Из главного зала мне был хорошо виден внутренний двор. Там грудой высились пожитки его высокопреосвященства, хотя далеко не все они были сочтены достойными. Он был культурным и образованным человеком, кардинал моей госпожи, обладатель обширной коллекции предметов искусства, чья стоимость измерялась не только возрастом, но и весом драгоценного металла, из которого они были сделаны. Едва я вошел внутрь, как сверху донесся чей-то крик, и мраморный мускулистый Геркулес перелетел через балюстраду, мгновенно лишившись головы и левой руки после того, как грянулся о каменные плиты внизу. Чуть дальше по коридору какой-то человек в грязной рубахе, повернувшись спиной ко мне, чистил скребком пол. Вот он выпрямился, глядя на отвалившуюся голову. Но тут к нему подошел дозорный и с такой силой ударил ногой, что он опрокинулся набок. Вот тебе и верноподданство его высокопреосвященства: когда армии не платят так же долго, как этой, для нее, очевидно, не имеет значения, у кого она разживается добычей – у друга или врага.

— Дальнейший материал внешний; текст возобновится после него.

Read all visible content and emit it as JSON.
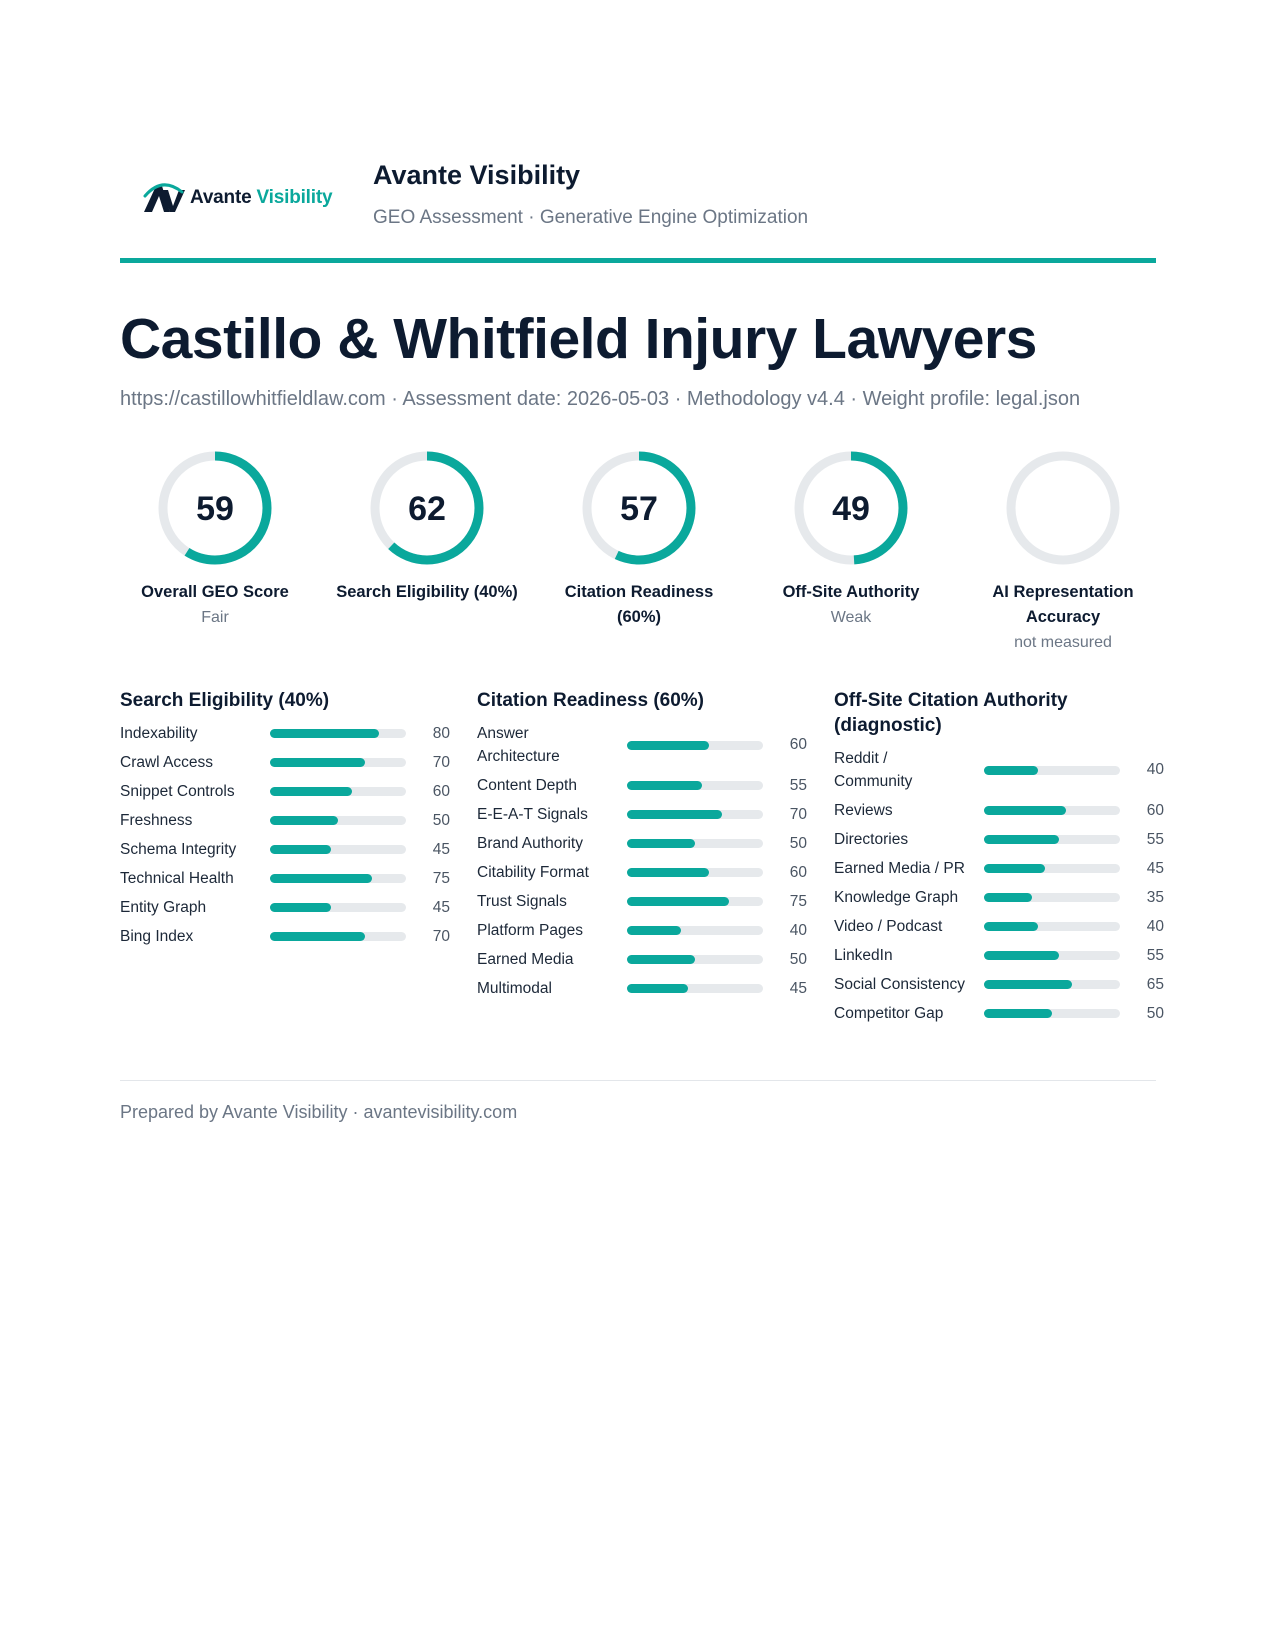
{
  "header": {
    "logo_word1": "Avante",
    "logo_word2": "Visibility",
    "brand_name": "Avante Visibility",
    "brand_sub": "GEO Assessment · Generative Engine Optimization",
    "accent_color": "#0aa89c"
  },
  "report": {
    "title": "Castillo & Whitfield Injury Lawyers",
    "meta": "https://castillowhitfieldlaw.com · Assessment date: 2026-05-03 · Methodology v4.4 · Weight profile: legal.json"
  },
  "gauges": [
    {
      "value": "59",
      "score": 59,
      "label": "Overall GEO Score",
      "sub": "Fair"
    },
    {
      "value": "62",
      "score": 62,
      "label": "Search Eligibility (40%)",
      "sub": ""
    },
    {
      "value": "57",
      "score": 57,
      "label": "Citation Readiness (60%)",
      "sub": ""
    },
    {
      "value": "49",
      "score": 49,
      "label": "Off-Site Authority",
      "sub": "Weak"
    },
    {
      "value": "",
      "score": 0,
      "label": "AI Representation Accuracy",
      "sub": "not measured"
    }
  ],
  "sections": [
    {
      "title": "Search Eligibility (40%)",
      "metrics": [
        {
          "name": "Indexability",
          "value": 80
        },
        {
          "name": "Crawl Access",
          "value": 70
        },
        {
          "name": "Snippet Controls",
          "value": 60
        },
        {
          "name": "Freshness",
          "value": 50
        },
        {
          "name": "Schema Integrity",
          "value": 45
        },
        {
          "name": "Technical Health",
          "value": 75
        },
        {
          "name": "Entity Graph",
          "value": 45
        },
        {
          "name": "Bing Index",
          "value": 70
        }
      ]
    },
    {
      "title": "Citation Readiness (60%)",
      "metrics": [
        {
          "name": "Answer Architecture",
          "value": 60,
          "two_line": true
        },
        {
          "name": "Content Depth",
          "value": 55
        },
        {
          "name": "E-E-A-T Signals",
          "value": 70
        },
        {
          "name": "Brand Authority",
          "value": 50
        },
        {
          "name": "Citability Format",
          "value": 60
        },
        {
          "name": "Trust Signals",
          "value": 75
        },
        {
          "name": "Platform Pages",
          "value": 40
        },
        {
          "name": "Earned Media",
          "value": 50
        },
        {
          "name": "Multimodal",
          "value": 45
        }
      ]
    },
    {
      "title": "Off-Site Citation Authority (diagnostic)",
      "metrics": [
        {
          "name": "Reddit / Community",
          "value": 40,
          "two_line": true
        },
        {
          "name": "Reviews",
          "value": 60
        },
        {
          "name": "Directories",
          "value": 55
        },
        {
          "name": "Earned Media / PR",
          "value": 45
        },
        {
          "name": "Knowledge Graph",
          "value": 35
        },
        {
          "name": "Video / Podcast",
          "value": 40
        },
        {
          "name": "LinkedIn",
          "value": 55
        },
        {
          "name": "Social Consistency",
          "value": 65
        },
        {
          "name": "Competitor Gap",
          "value": 50
        }
      ]
    }
  ],
  "footer": {
    "text": "Prepared by Avante Visibility · avantevisibility.com"
  }
}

Я смотрел, как человек встает на ноги и оборачивается ко мне. Он двигался так, словно ноги у него были такими же кривыми и заплетались так же, как у меня, но следует признать, столь долгое пребывание на коленях явно было внове для человека столь высокого статуса. Он сразу же узнал меня, и на миг лицо его осветилось… чем? Надеждой, что я явился к нему во главе могущественной армии римских солдат, подобие которых последний раз отмечалось в седой древности, к которой он питал такую привязанность? Однако надежда умерла так же быстро, как и родилась. Будучи одним из наиболее эрудированных любителей удовольствий во всем Риме, он всегда отличался известным благородством облика. Но куда что подевалось сейчас? Редеющие волосы прилипли к его лбу, словно клочья сухой травы, льнущей к каменистому грунту, а кожа отливала нездоровой желтизной; складывалось впечатление, что он в одночасье лишился здоровья, богатства и самоуверенности. Пожалуй, просить его о помощи не было никакого смысла. Он столько не проживет. Но пусть мир его и рушился на глазах, он еще не утратил ни остроты, ни ясности ума.
– Твоей госпоже следует знать, что у нее не осталось ни защитников, ни покровителей, – быстро и настойчиво заговорил он. – Папский дворец взят в осаду. Собор Святого Петра превратился в конюшню для императорской кавалерии, а теперь, когда принц Бурбон мертв, некому остановить бойню. Остается только надеяться, что части войска обратятся друг против друга и в суматохе мы сумеем ускользнуть, пока они будут драться из-за того, что еще осталось неразграбленным. Передай ей, пусть изображает набожность и благочестие или найдет себе другой город, который сумеет по достоинству оценить ее красоту и ум. Этот же Рим… наш Рим… погиб безвозвратно. – Он в отчаянии оглянулся на творящийся вокруг разгром, в котором тонула его жизнь. – Передай ей, что я буду грезить о ней, как о Марии Магдалине, и просить Господа даровать ей прощение. И мне заодно.